Jean savait que nous n’arrivons jamais seul à escalader la montagne de Dieu, que nos efforts toujours s’épuisent, que beaucoup s’essoufflent à mesure qu’ils gravissent et que certains renoncent hélas exténués. Dans tous nos efforts pour nous relever et nous élever, il vient toujours un moment qui nous voit tomber à court de souffle, un moment où nous atteignons la limite de nos possibilités, un moment d’ultime abandon. Il arrive pour tous, ce moment où nous constatons que ce n’est pas par nos propres efforts que nous atteindrons le ciel.
C’est ce moment que vit Jean le Baptiste dans sa cellule : un moment où le seul espoir qui subsiste est de trouver enfin la main tendue de Dieu, le Christ venu à notre rencontre pour nous sauver. « Es-tu celui qui doit venir, ou devons-nous en attendre un autre ? » C’est tout ce qui importe à Jean, alors que plus aucun pas ne lui est possible en ce monde : avoir enfin trouvé la présence incarnée de Dieu, le Messie, celui qui conduira nos corps épuisés à l’amour et à la paix éternels. C’est en cela que Jean le Baptiste est prophète : sa vie durant, il a annoncé la venue du Christ et, au fond du dépouillement, il le trouve enfin.

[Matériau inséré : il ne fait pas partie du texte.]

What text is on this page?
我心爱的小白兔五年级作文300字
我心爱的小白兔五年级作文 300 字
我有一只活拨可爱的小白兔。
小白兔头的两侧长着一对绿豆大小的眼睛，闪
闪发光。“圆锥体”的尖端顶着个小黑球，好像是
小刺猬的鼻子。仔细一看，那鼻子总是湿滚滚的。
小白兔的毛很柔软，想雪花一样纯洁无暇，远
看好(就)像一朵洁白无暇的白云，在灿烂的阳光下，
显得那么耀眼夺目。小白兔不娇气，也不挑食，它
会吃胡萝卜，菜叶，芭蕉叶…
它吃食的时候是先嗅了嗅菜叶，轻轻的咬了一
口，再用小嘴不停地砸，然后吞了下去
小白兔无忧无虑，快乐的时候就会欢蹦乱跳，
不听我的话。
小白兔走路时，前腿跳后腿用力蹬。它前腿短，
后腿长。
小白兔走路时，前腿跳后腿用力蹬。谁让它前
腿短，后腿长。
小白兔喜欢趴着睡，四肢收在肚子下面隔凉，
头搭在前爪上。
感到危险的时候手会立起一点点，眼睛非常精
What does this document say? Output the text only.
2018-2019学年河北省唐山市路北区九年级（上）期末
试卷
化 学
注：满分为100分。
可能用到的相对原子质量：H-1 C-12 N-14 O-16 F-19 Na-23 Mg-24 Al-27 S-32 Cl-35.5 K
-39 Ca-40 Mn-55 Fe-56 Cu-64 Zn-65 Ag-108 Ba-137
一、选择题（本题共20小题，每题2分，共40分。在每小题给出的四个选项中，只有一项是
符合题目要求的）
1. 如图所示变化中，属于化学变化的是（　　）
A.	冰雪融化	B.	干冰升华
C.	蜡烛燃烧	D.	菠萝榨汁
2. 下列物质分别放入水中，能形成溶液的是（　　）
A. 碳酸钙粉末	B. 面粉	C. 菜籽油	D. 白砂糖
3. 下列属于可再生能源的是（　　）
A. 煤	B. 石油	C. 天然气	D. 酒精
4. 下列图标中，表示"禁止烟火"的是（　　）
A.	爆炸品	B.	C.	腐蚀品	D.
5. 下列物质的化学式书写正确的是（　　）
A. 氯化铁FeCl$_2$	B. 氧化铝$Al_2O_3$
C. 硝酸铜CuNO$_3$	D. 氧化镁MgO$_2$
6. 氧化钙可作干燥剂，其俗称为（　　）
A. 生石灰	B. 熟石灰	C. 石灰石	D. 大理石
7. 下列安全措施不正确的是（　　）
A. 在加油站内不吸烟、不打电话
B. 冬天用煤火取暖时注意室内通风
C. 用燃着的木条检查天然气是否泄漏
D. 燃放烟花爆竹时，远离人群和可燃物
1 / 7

Dans toutes nos remontées du désespoir, il arrive un moment d’abandon, un entre-deux où nos efforts pour toujours repartir s’épuisent, où plus un pas n’est possible sans la main tendue de Dieu. Il arrive pour tous un moment final où seule la rencontre personnelle avec le Messie nous permet d’encore avancer, un moment où seule la joie de trouver enfin le secours divin est ce qui nous attire au ciel, malgré tout.
Le rose d’aujourd’hui est encore teinté de deuil, de souffrance et d’effort. La joie que nous célébrons n’est que celle d’une délivrance en vue. Seul Noël, notre rencontre personnelle avec l’humanité divine, viendra tout blanchir. Nous aurons alors atteint le sommet et l’exaltation d’une vie accomplie. Nous aurons vu Dieu venir à nous.
Réjouissez-vous déjà : dans l’effort pour nous élever vers Dieu, le Christ nous rejoint. Bientôt, il sera là.